The Phase 5 report includes:

hit@3
MRR
average search latency
p95 search latency
freshness
concurrency success rate
concurrency operations per second
seed time per benchmark mode

For external systems with flatter schemas, the benchmark currently scores task-level recovery rather than memd-style facet-level recovery. That difference is important when interpreting quality numbers.

memd-native Modes¶

The generated system names combine an execution lane with a schema mode, for example memd_cli_warm_task_memory or memd_cli_batch_chunk_baseline.

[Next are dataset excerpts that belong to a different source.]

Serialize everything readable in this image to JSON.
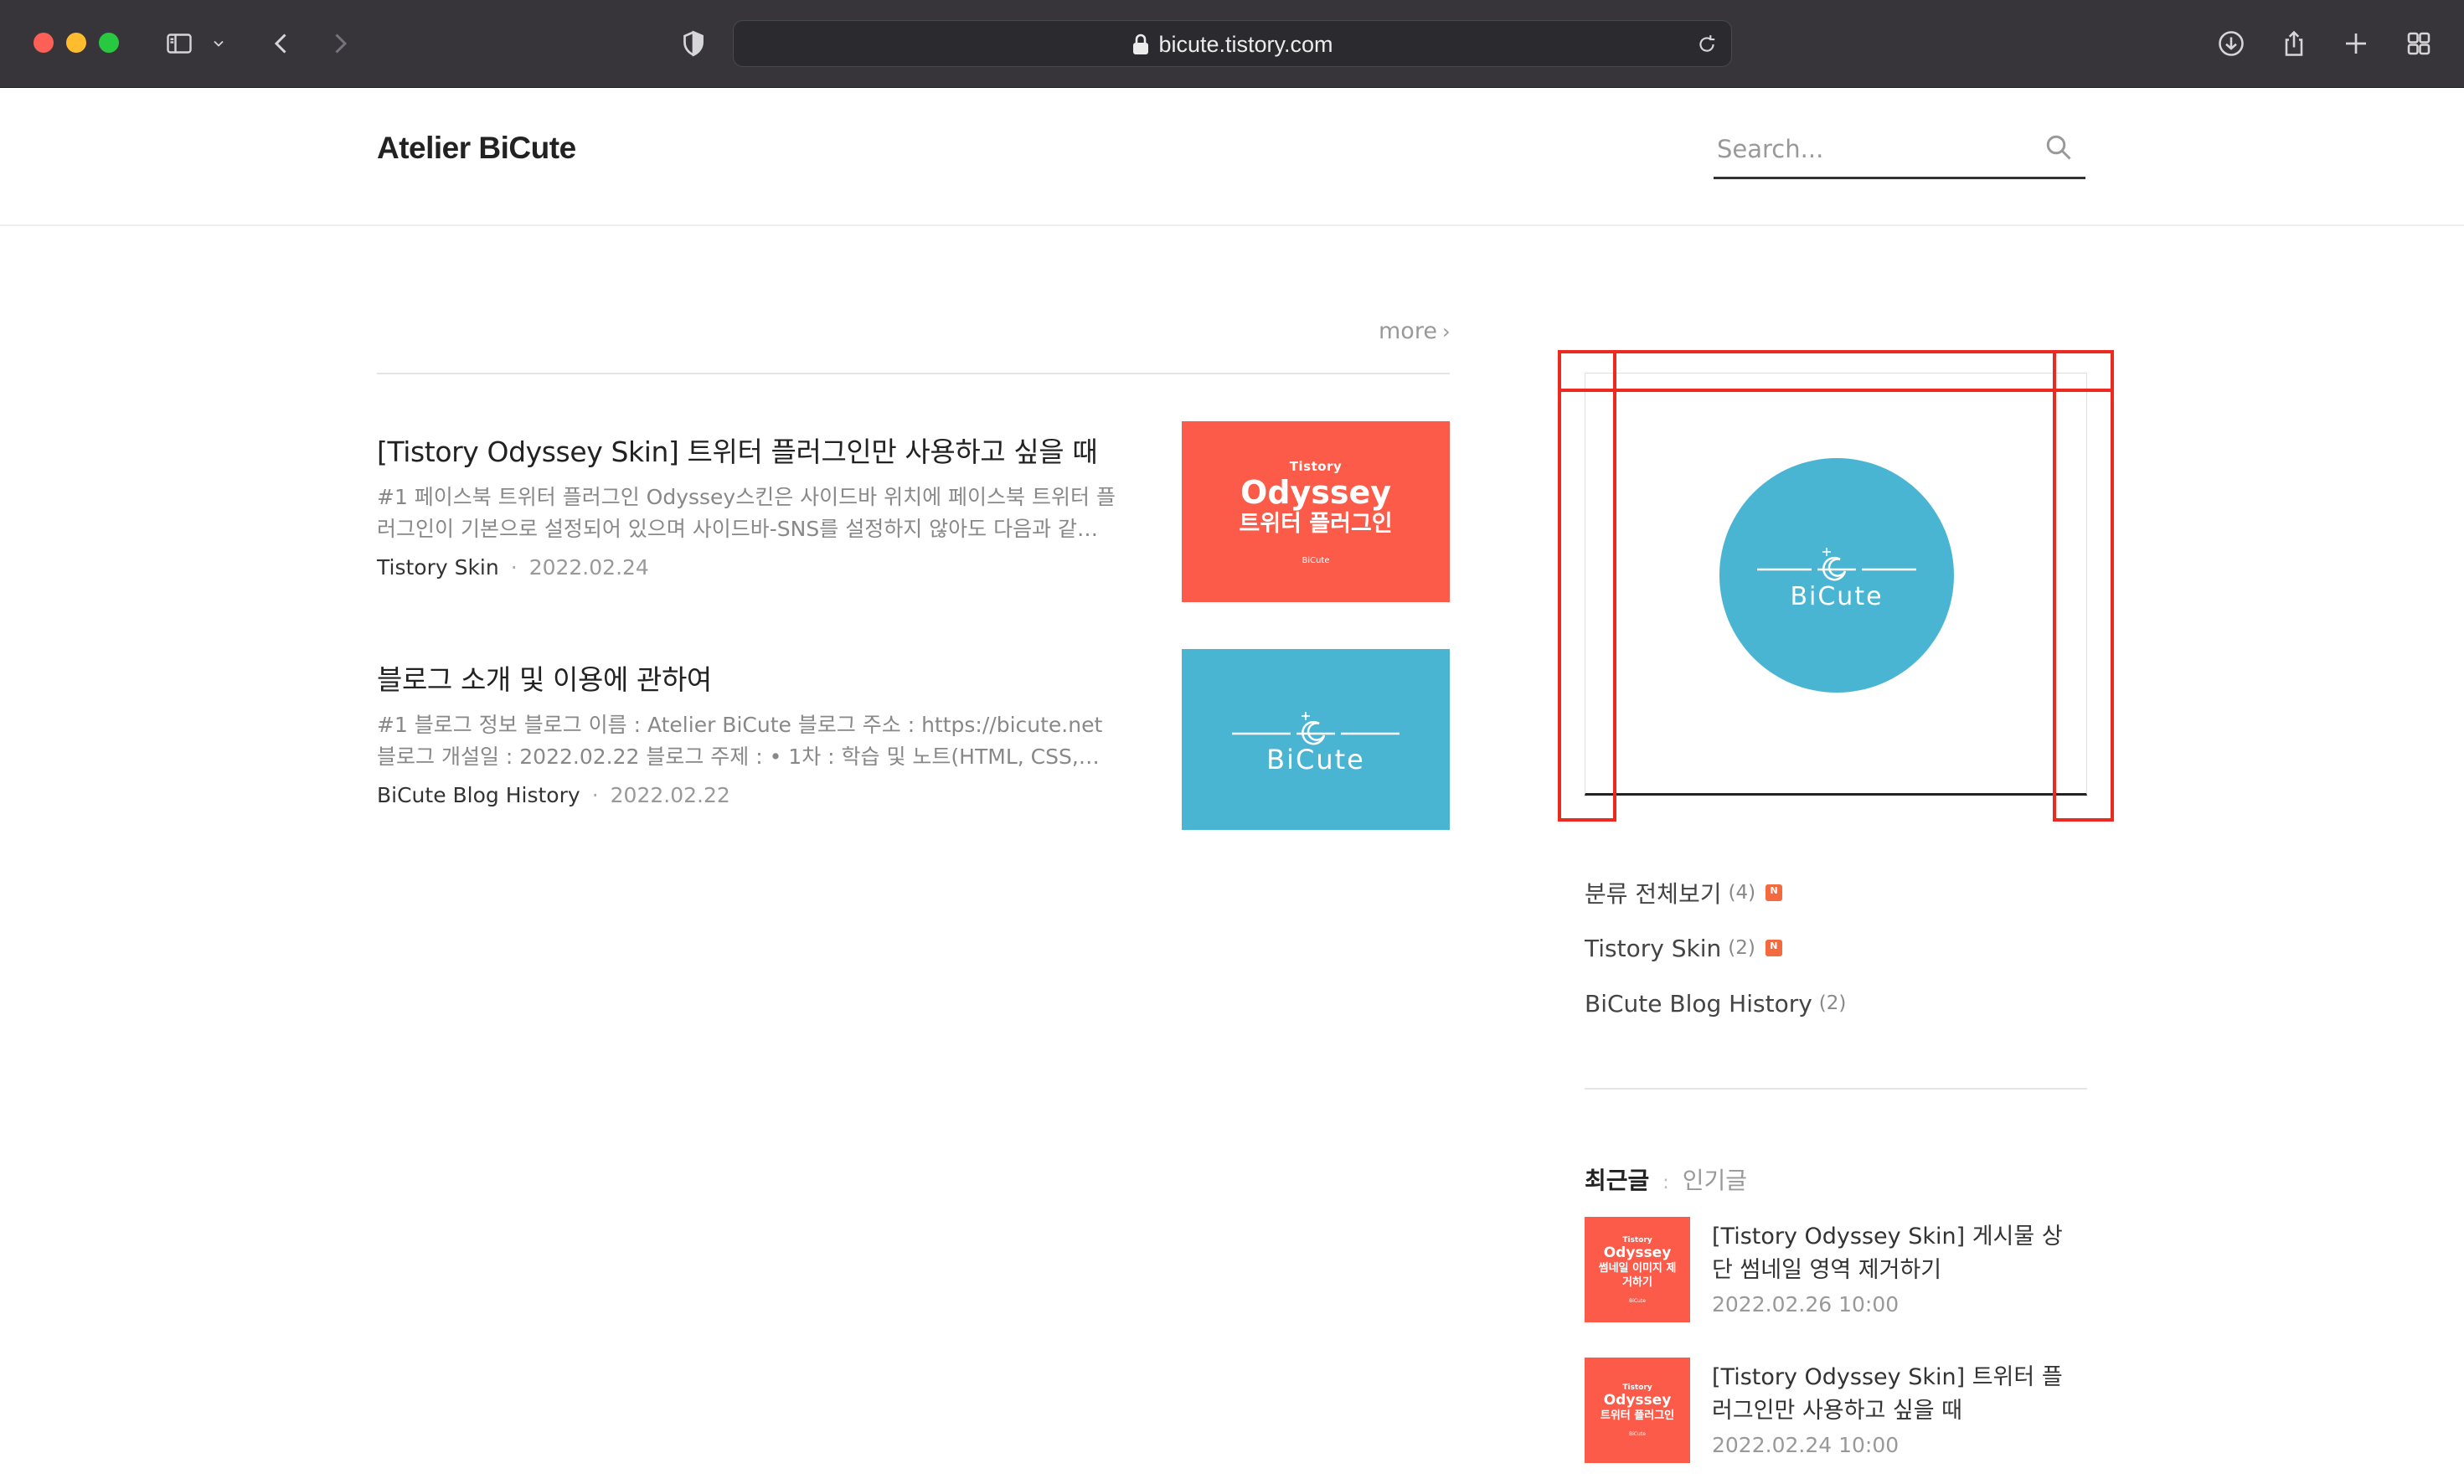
{
  "browser": {
    "url": "bicute.tistory.com"
  },
  "header": {
    "site_title": "Atelier BiCute",
    "search_placeholder": "Search..."
  },
  "main": {
    "more_label": "more",
    "posts": [
      {
        "title": "[Tistory Odyssey Skin] 트위터 플러그인만 사용하고 싶을 때",
        "excerpt": "#1 페이스북 트위터 플러그인 Odyssey스킨은 사이드바 위치에 페이스북 트위터 플러그인이 기본으로 설정되어 있으며 사이드바-SNS를 설정하지 않아도 다음과 같…",
        "category": "Tistory Skin",
        "date": "2022.02.24",
        "thumb": {
          "small": "Tistory",
          "big": "Odyssey",
          "kor": "트위터 플러그인",
          "brand": "BiCute"
        }
      },
      {
        "title": "블로그 소개 및 이용에 관하여",
        "excerpt": "#1 블로그 정보 블로그 이름 : Atelier BiCute 블로그 주소 : https://bicute.net 블로그 개설일 : 2022.02.22 블로그 주제 : • 1차 : 학습 및 노트(HTML, CSS,…",
        "category": "BiCute Blog History",
        "date": "2022.02.22",
        "thumb": {
          "logo_text": "BiCute"
        }
      }
    ]
  },
  "sidebar": {
    "profile_logo_text": "BiCute",
    "categories": [
      {
        "label": "분류 전체보기",
        "count": "(4)",
        "new": true
      },
      {
        "label": "Tistory Skin",
        "count": "(2)",
        "new": true
      },
      {
        "label": "BiCute Blog History",
        "count": "(2)",
        "new": false
      }
    ],
    "recent_tabs": {
      "active": "최근글",
      "inactive": "인기글"
    },
    "recent_posts": [
      {
        "title": "[Tistory Odyssey Skin] 게시물 상단 썸네일 영역 제거하기",
        "date": "2022.02.26 10:00",
        "thumb": {
          "s1": "Tistory",
          "s2": "Odyssey",
          "s3": "썸네일 이미지 제거하기",
          "s4": "BiCute"
        }
      },
      {
        "title": "[Tistory Odyssey Skin] 트위터 플러그인만 사용하고 싶을 때",
        "date": "2022.02.24 10:00",
        "thumb": {
          "s1": "Tistory",
          "s2": "Odyssey",
          "s3": "트위터 플러그인",
          "s4": "BiCute"
        }
      }
    ]
  },
  "colors": {
    "thumb_red": "#fb5b48",
    "thumb_blue": "#4ab5d3",
    "highlight_red": "#ec2a20",
    "new_badge": "#f26a3d"
  }
}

The chunk-baseline and task-memory modes use the same underlying task knowledge, but they seed and query it differently.

`memd_chunk_baseline`¶

flattens each task into generic memory chunks
writes fewer benchmark documents overall
queries with memory.search
does not preserve task lifecycle structure as first-class searchable artifacts

`memd_task_memory`¶

seeds the real task.* lifecycle (task.start, task.progress, task.run_start, task.run_finish, task.add_evidence, task.finish)
writes more projection artifacts because each lifecycle event becomes searchable task memory
queries with task.search
uses task-aware exact filters plus candidate reranking

The relative quality and latency should be read from the current generated report. The task-memory mode usually writes more projections and is expected to cost more at seed time, while current retrieval quality depends on both the structured task.search filters and the strength of the generic memory.search baseline.

How To Run¶

./evals/bench/scripts/run_task_memory_benchmark.sh

You can also run the Python tool directly:

python3 evals/bench/tools/task_memory_benchmark.py \
  --memd-path target/release/memd \
  --corpus docs/scientific-task-memory/benchmark-results/task_memory_benchmark_corpus.json \
  --memd-lanes cli_cold cli_warm cli_batch \
  --workers 1 \
  --ops-per-worker 1

For a full side-by-side local run, make sure these are available:

target/debug/memd
a nearby GenesisM workspace containing gpt54, claude, geminipro, and geminiultra, or explicit --*-root arguments
Python with duckdb installed for the external tool adapters

The runner now prints explicit stage progress and applies external CLI timeouts so long live-system legs are observable and bounded during reproduction.

Why This Benchmark Matters¶

The benchmark is meant to answer one question:

Does the task-oriented knowledge artifact schema materially help later agents recover the information that generic chunk search tends to lose?

Specifically:

what worked
what failed
which parameters were used
why a method was chosen
what evidence supported the conclusion

That is the practical success criterion for Phase 5.